Is this the same, in that the lump some you have put into date, lets say 10,000, is earning  6%??

If so maybe in the long term it might work out more, but for the first year, I don't think so.


----------



## KalEl (25 Mar 2007)

The key is that €10,000 sitting in a Rabo account for one year will earn 5%. With the regular savings products only the first contribution earns the high rate for a full year.


----------



## yewtree (30 Mar 2007)

could i just ask does everybody find all rates by banks quoted as confusing as i do. looking at lump sum investments, i cannot compare one bloody piece of literature from one bank to another. ie E.A.R, C.A.R. the E.C.B. rate and A.P.R.

like i said i challange anyone to compare two banking leaflets at face value. 

how does one convert to the bottom line? anyone help me please?


----------



## ClubMan (30 Mar 2007)

_AER/CAR _are the same thing and should be used for comparing deposits. Note that they are generally gross so _DIRT _of 20% will normally apply. Note also that the _AER/CAR _on a regular saver account are a little misleading in that because the money is being drip fed you don't get that rate on all lodgements over a single year of saving (e.g. first lodgement is there for 12 months, second for 11 etc.). See my earlier post for more on this.
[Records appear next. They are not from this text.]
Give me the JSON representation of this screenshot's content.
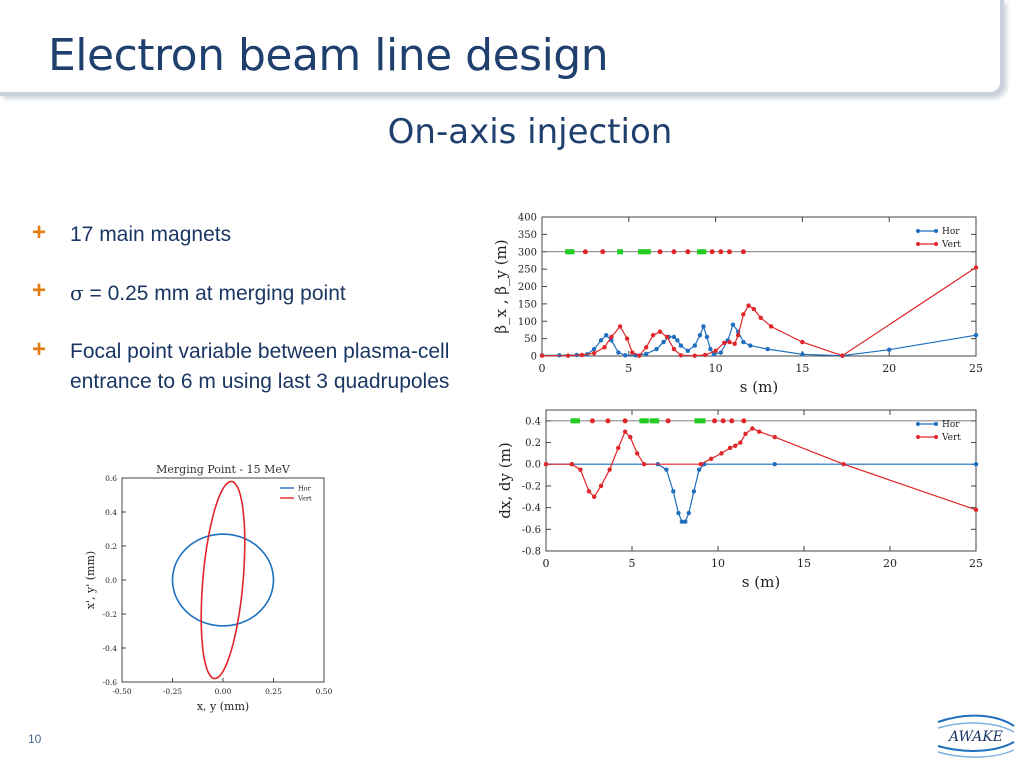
{
  "slide": {
    "title": "Electron beam line design",
    "subtitle": "On-axis injection",
    "page_number": "10",
    "logo_text": "AWAKE"
  },
  "bullets": [
    {
      "text": "17 main magnets"
    },
    {
      "sigma": "σ",
      "text": " = 0.25 mm at merging point"
    },
    {
      "text": "Focal point variable between plasma-cell entrance to 6 m using last 3 quadrupoles"
    }
  ],
  "colors": {
    "hor": "#1f6fc0",
    "vert": "#e0262a",
    "magnet_green": "#22cc22",
    "magnet_red": "#e0262a"
  },
  "chart_data": [
    {
      "id": "beta",
      "type": "line",
      "xlabel": "s (m)",
      "ylabel": "β_x , β_y (m)",
      "xlim": [
        0,
        25
      ],
      "ylim": [
        0,
        400
      ],
      "xticks": [
        "0",
        "5",
        "10",
        "15",
        "20",
        "25"
      ],
      "yticks": [
        "0",
        "50",
        "100",
        "150",
        "200",
        "250",
        "300",
        "350",
        "400"
      ],
      "legend": [
        "Hor",
        "Vert"
      ],
      "legend_position": "top-right",
      "magnet_line_y": 300,
      "magnets_green": [
        1.5,
        1.7,
        4.5,
        5.7,
        5.9,
        6.1,
        9.1,
        9.3
      ],
      "magnets_red": [
        2.5,
        3.5,
        6.8,
        7.6,
        8.4,
        9.8,
        10.3,
        10.8,
        11.6
      ],
      "series": [
        {
          "name": "Hor",
          "points": [
            [
              0,
              2
            ],
            [
              1,
              2
            ],
            [
              2,
              3
            ],
            [
              2.6,
              5
            ],
            [
              3.0,
              20
            ],
            [
              3.4,
              45
            ],
            [
              3.7,
              60
            ],
            [
              4.0,
              45
            ],
            [
              4.4,
              10
            ],
            [
              4.8,
              2
            ],
            [
              5.4,
              2
            ],
            [
              6.0,
              6
            ],
            [
              6.6,
              20
            ],
            [
              7.0,
              40
            ],
            [
              7.3,
              55
            ],
            [
              7.6,
              55
            ],
            [
              7.8,
              45
            ],
            [
              8.0,
              30
            ],
            [
              8.4,
              15
            ],
            [
              8.8,
              30
            ],
            [
              9.1,
              60
            ],
            [
              9.3,
              85
            ],
            [
              9.5,
              55
            ],
            [
              9.7,
              20
            ],
            [
              9.9,
              5
            ],
            [
              10.3,
              10
            ],
            [
              10.7,
              45
            ],
            [
              11.0,
              90
            ],
            [
              11.3,
              70
            ],
            [
              11.6,
              40
            ],
            [
              12.0,
              30
            ],
            [
              13.0,
              20
            ],
            [
              15.0,
              5
            ],
            [
              17.3,
              1
            ],
            [
              20,
              18
            ],
            [
              25,
              60
            ]
          ]
        },
        {
          "name": "Vert",
          "points": [
            [
              0,
              1
            ],
            [
              1.5,
              1
            ],
            [
              2.3,
              3
            ],
            [
              3.0,
              8
            ],
            [
              3.6,
              25
            ],
            [
              4.0,
              55
            ],
            [
              4.5,
              85
            ],
            [
              4.9,
              50
            ],
            [
              5.2,
              10
            ],
            [
              5.6,
              1
            ],
            [
              6.0,
              25
            ],
            [
              6.4,
              60
            ],
            [
              6.8,
              70
            ],
            [
              7.2,
              55
            ],
            [
              7.6,
              20
            ],
            [
              8.0,
              2
            ],
            [
              8.8,
              1
            ],
            [
              9.4,
              3
            ],
            [
              10.0,
              15
            ],
            [
              10.5,
              38
            ],
            [
              10.8,
              40
            ],
            [
              11.1,
              35
            ],
            [
              11.3,
              60
            ],
            [
              11.6,
              120
            ],
            [
              11.9,
              145
            ],
            [
              12.2,
              135
            ],
            [
              12.6,
              110
            ],
            [
              13.2,
              85
            ],
            [
              15.0,
              40
            ],
            [
              17.3,
              1
            ],
            [
              25,
              255
            ]
          ]
        }
      ]
    },
    {
      "id": "disp",
      "type": "line",
      "xlabel": "s (m)",
      "ylabel": "dx, dy (m)",
      "xlim": [
        0,
        25
      ],
      "ylim": [
        -0.8,
        0.5
      ],
      "xticks": [
        "0",
        "5",
        "10",
        "15",
        "20",
        "25"
      ],
      "yticks": [
        "0.4",
        "0.2",
        "0.0",
        "-0.2",
        "-0.4",
        "-0.6",
        "-0.8"
      ],
      "legend": [
        "Hor",
        "Vert"
      ],
      "legend_position": "top-right",
      "magnet_line_y": 0.4,
      "magnets_green": [
        1.6,
        1.8,
        5.6,
        5.8,
        6.2,
        6.4,
        8.8,
        9.1
      ],
      "magnets_red": [
        2.7,
        3.6,
        4.6,
        7.1,
        9.8,
        10.3,
        10.8,
        11.5
      ],
      "series": [
        {
          "name": "Hor",
          "points": [
            [
              0,
              0
            ],
            [
              1.5,
              0
            ],
            [
              6.5,
              0
            ],
            [
              7.0,
              -0.05
            ],
            [
              7.4,
              -0.25
            ],
            [
              7.7,
              -0.45
            ],
            [
              7.9,
              -0.53
            ],
            [
              8.1,
              -0.53
            ],
            [
              8.3,
              -0.45
            ],
            [
              8.6,
              -0.25
            ],
            [
              8.9,
              -0.05
            ],
            [
              9.2,
              0
            ],
            [
              13.3,
              0
            ],
            [
              25,
              0
            ]
          ]
        },
        {
          "name": "Vert",
          "points": [
            [
              0,
              0
            ],
            [
              1.5,
              0
            ],
            [
              2.0,
              -0.05
            ],
            [
              2.5,
              -0.25
            ],
            [
              2.8,
              -0.3
            ],
            [
              3.2,
              -0.2
            ],
            [
              3.7,
              -0.05
            ],
            [
              4.2,
              0.15
            ],
            [
              4.6,
              0.3
            ],
            [
              4.9,
              0.25
            ],
            [
              5.3,
              0.1
            ],
            [
              5.7,
              0
            ],
            [
              9.0,
              0
            ],
            [
              9.6,
              0.05
            ],
            [
              10.2,
              0.1
            ],
            [
              10.7,
              0.15
            ],
            [
              11.0,
              0.17
            ],
            [
              11.3,
              0.2
            ],
            [
              11.6,
              0.28
            ],
            [
              12.0,
              0.33
            ],
            [
              12.4,
              0.3
            ],
            [
              13.3,
              0.25
            ],
            [
              17.3,
              0
            ],
            [
              25,
              -0.42
            ]
          ]
        }
      ]
    },
    {
      "id": "merge",
      "type": "line",
      "title": "Merging Point - 15 MeV",
      "xlabel": "x, y (mm)",
      "ylabel": "x', y' (mm)",
      "xlim": [
        -0.5,
        0.5
      ],
      "ylim": [
        -0.6,
        0.6
      ],
      "xticks": [
        "-0.50",
        "-0.25",
        "0.00",
        "0.25",
        "0.50"
      ],
      "yticks": [
        "0.6",
        "0.4",
        "0.2",
        "0.0",
        "-0.2",
        "-0.4",
        "-0.6"
      ],
      "legend": [
        "Hor",
        "Vert"
      ],
      "legend_position": "top-right",
      "series": [
        {
          "name": "Hor",
          "ellipse": {
            "cx": 0,
            "cy": 0,
            "a": 0.25,
            "b": 0.27,
            "tilt": 0
          }
        },
        {
          "name": "Vert",
          "ellipse": {
            "cx": 0,
            "cy": 0,
            "a": 0.1,
            "b": 0.58,
            "tilt": 0.2
          }
        }
      ]
    }
  ]
}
_APR _only applies to loans.

_ECB _is the the ECB (main refinancing operations) base rate - some loan or deposit rates may track this (e.g. _ECB _+ x%).

_EAR _is the thing on the side of your head.

Perhaps you need to read some of the guides provided by [broken link removed]?


----------



## yewtree (30 Mar 2007)

thanks clubman,

will read on as suggested.


----------



## CCOVICH (30 Mar 2007)

ClubMan said:


> _EAR _is the thing on the side of your head.


 
And is also used when referring to the Equivalent Annual Rate


----------



## ClubMan (30 Mar 2007)

CCOVICH said:


> And is also used when referring to the Equivalent Annual Rate


Didn't realise that and thought it was just AER! 

By the way this post is probably more informative about rates and how they apply to regular saver accounts.


----------